- Archdiocese: Tuam
- Installed: 1609
- Term ended: 1628
- Predecessor: Nehemiah Donnellan
- Successor: Randolph Barlow

Orders
- Consecration: August 1609

Personal details
- Born: Kilkenny
- Died: 11 July 1628 Tuam
- Buried: St Mary's Cathedral, Tuam
- Denomination: Church of Ireland
- Alma mater: Trinity College, Dublin

= William Daniel (bishop) =

Irish clergyman

William Daniel (Uilliam Ó Domhnaill, or Ó Domhnuill) D.D. was an Irish clergyman who served as the Church of Ireland Archbishop of Tuam from 1609 until his death in 1628.
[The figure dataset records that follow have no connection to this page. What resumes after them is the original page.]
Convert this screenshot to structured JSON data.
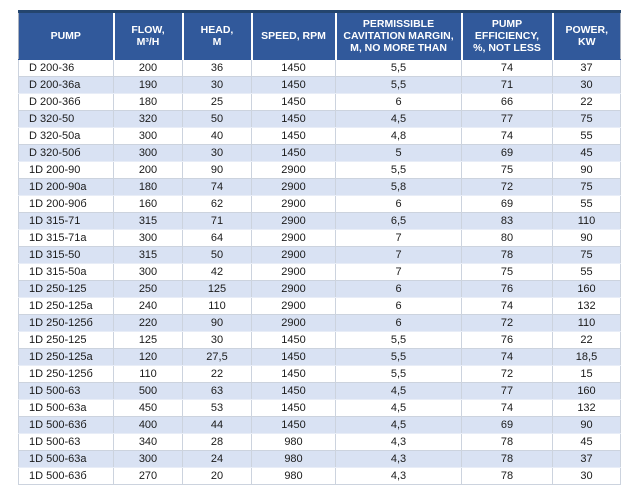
{
  "table": {
    "columns": [
      "PUMP",
      "FLOW,\nM³/H",
      "HEAD,\nM",
      "SPEED, RPM",
      "PERMISSIBLE\nCAVITATION MARGIN,\nM, NO MORE THAN",
      "PUMP\nEFFICIENCY,\n%, NOT LESS",
      "POWER,\nKW"
    ],
    "column_keys": [
      "pump",
      "flow",
      "head",
      "speed",
      "cavitation-margin",
      "efficiency",
      "power"
    ],
    "rows": [
      [
        "D 200-36",
        "200",
        "36",
        "1450",
        "5,5",
        "74",
        "37"
      ],
      [
        "D 200-36a",
        "190",
        "30",
        "1450",
        "5,5",
        "71",
        "30"
      ],
      [
        "D 200-36б",
        "180",
        "25",
        "1450",
        "6",
        "66",
        "22"
      ],
      [
        "D 320-50",
        "320",
        "50",
        "1450",
        "4,5",
        "77",
        "75"
      ],
      [
        "D 320-50a",
        "300",
        "40",
        "1450",
        "4,8",
        "74",
        "55"
      ],
      [
        "D 320-50б",
        "300",
        "30",
        "1450",
        "5",
        "69",
        "45"
      ],
      [
        "1D 200-90",
        "200",
        "90",
        "2900",
        "5,5",
        "75",
        "90"
      ],
      [
        "1D 200-90a",
        "180",
        "74",
        "2900",
        "5,8",
        "72",
        "75"
      ],
      [
        "1D 200-90б",
        "160",
        "62",
        "2900",
        "6",
        "69",
        "55"
      ],
      [
        "1D 315-71",
        "315",
        "71",
        "2900",
        "6,5",
        "83",
        "110"
      ],
      [
        "1D 315-71a",
        "300",
        "64",
        "2900",
        "7",
        "80",
        "90"
      ],
      [
        "1D 315-50",
        "315",
        "50",
        "2900",
        "7",
        "78",
        "75"
      ],
      [
        "1D 315-50a",
        "300",
        "42",
        "2900",
        "7",
        "75",
        "55"
      ],
      [
        "1D 250-125",
        "250",
        "125",
        "2900",
        "6",
        "76",
        "160"
      ],
      [
        "1D 250-125a",
        "240",
        "110",
        "2900",
        "6",
        "74",
        "132"
      ],
      [
        "1D 250-125б",
        "220",
        "90",
        "2900",
        "6",
        "72",
        "110"
      ],
      [
        "1D 250-125",
        "125",
        "30",
        "1450",
        "5,5",
        "76",
        "22"
      ],
      [
        "1D 250-125a",
        "120",
        "27,5",
        "1450",
        "5,5",
        "74",
        "18,5"
      ],
      [
        "1D 250-125б",
        "110",
        "22",
        "1450",
        "5,5",
        "72",
        "15"
      ],
      [
        "1D 500-63",
        "500",
        "63",
        "1450",
        "4,5",
        "77",
        "160"
      ],
      [
        "1D 500-63a",
        "450",
        "53",
        "1450",
        "4,5",
        "74",
        "132"
      ],
      [
        "1D 500-63б",
        "400",
        "44",
        "1450",
        "4,5",
        "69",
        "90"
      ],
      [
        "1D 500-63",
        "340",
        "28",
        "980",
        "4,3",
        "78",
        "45"
      ],
      [
        "1D 500-63a",
        "300",
        "24",
        "980",
        "4,3",
        "78",
        "37"
      ],
      [
        "1D 500-63б",
        "270",
        "20",
        "980",
        "4,3",
        "78",
        "30"
      ]
    ]
  },
  "colors": {
    "header_bg": "#31599b",
    "header_top_border": "#24456e",
    "stripe_row_bg": "#d9e2f3",
    "row_bg": "#ffffff",
    "cell_border": "#ccd3de",
    "header_text": "#ffffff",
    "body_text": "#1a1a1a"
  }
}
Born in Kilkenny, he was one of the first appointed Scholars of Trinity College Dublin, and afterwards one of the college's first elected Fellows. While at Trinity College, he took up the work of translating The New Testament (Tiomna Nuadh) into Irish. This work was commenced by Nicholas Walsh (Bishop of Ossory), John Kearney (Treasurer of St Patrick's, Dublin), and Nehemiah Donnellan (Archbishop of Tuam), and was printed in 1602. William Daniel also translated an Irish version of the Book of Common Prayer, which was published in 1608.
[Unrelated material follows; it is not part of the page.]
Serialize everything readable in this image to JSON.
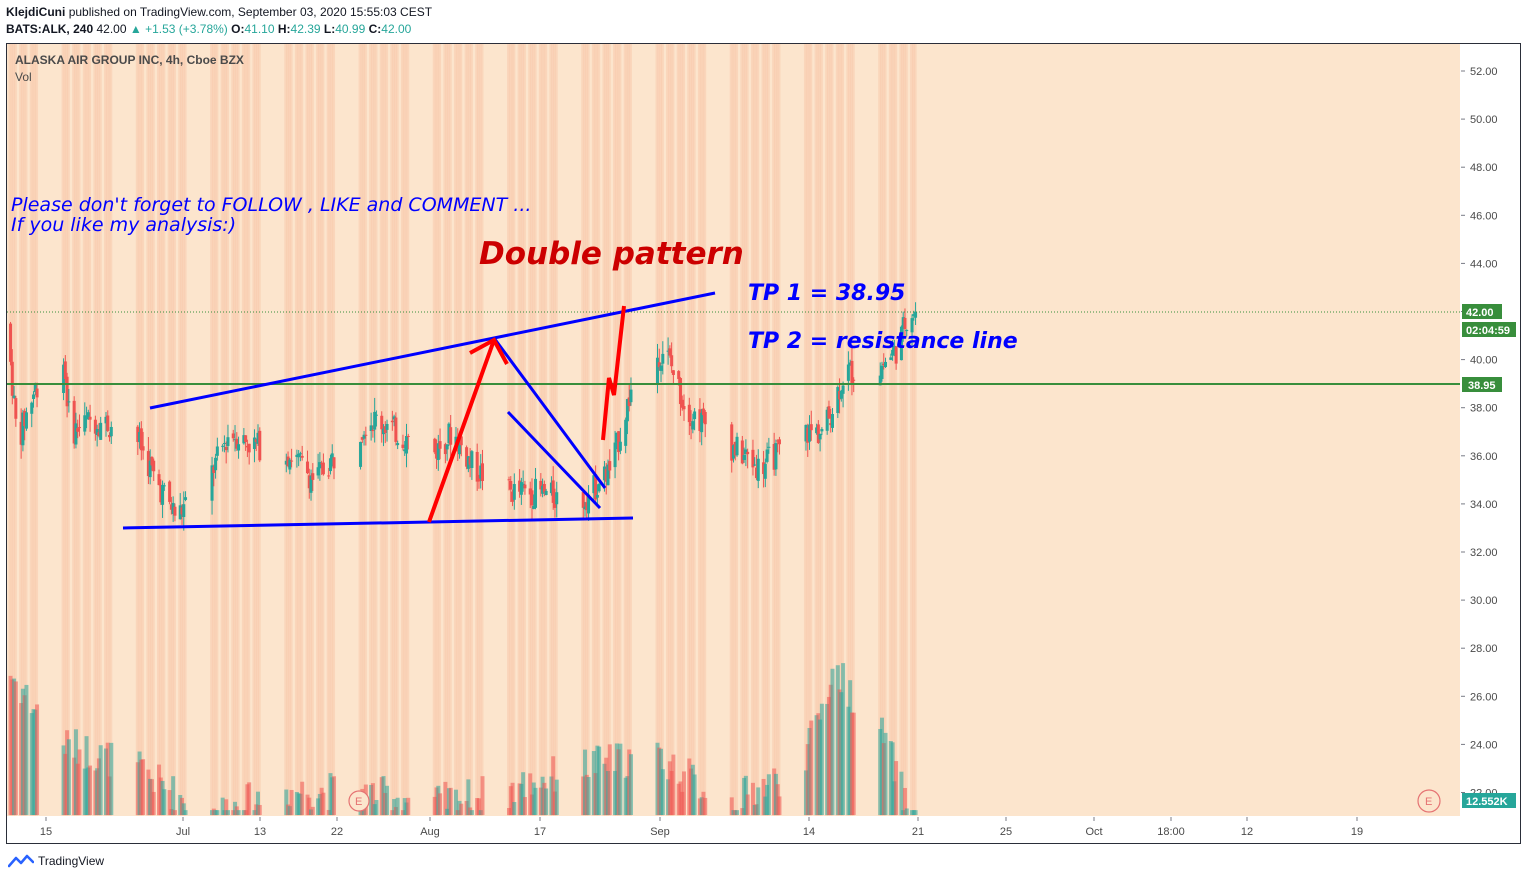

He was appointed Prebendary of Stagonil in St Patrick's Cathedral, Dublin in 1591, and Treasurer of the cathedral in 1609. He was nominated Archbishop of Tuam on 28 June and consecrated in August 1609. After he became archbishop, he continued to hold the treasurership in commendam. The Archbishop died at Tuam on 11 July 1628, and was buried in the same tomb with his predecessor Nehemiah Donnellan in St Mary's Cathedral, Tuam.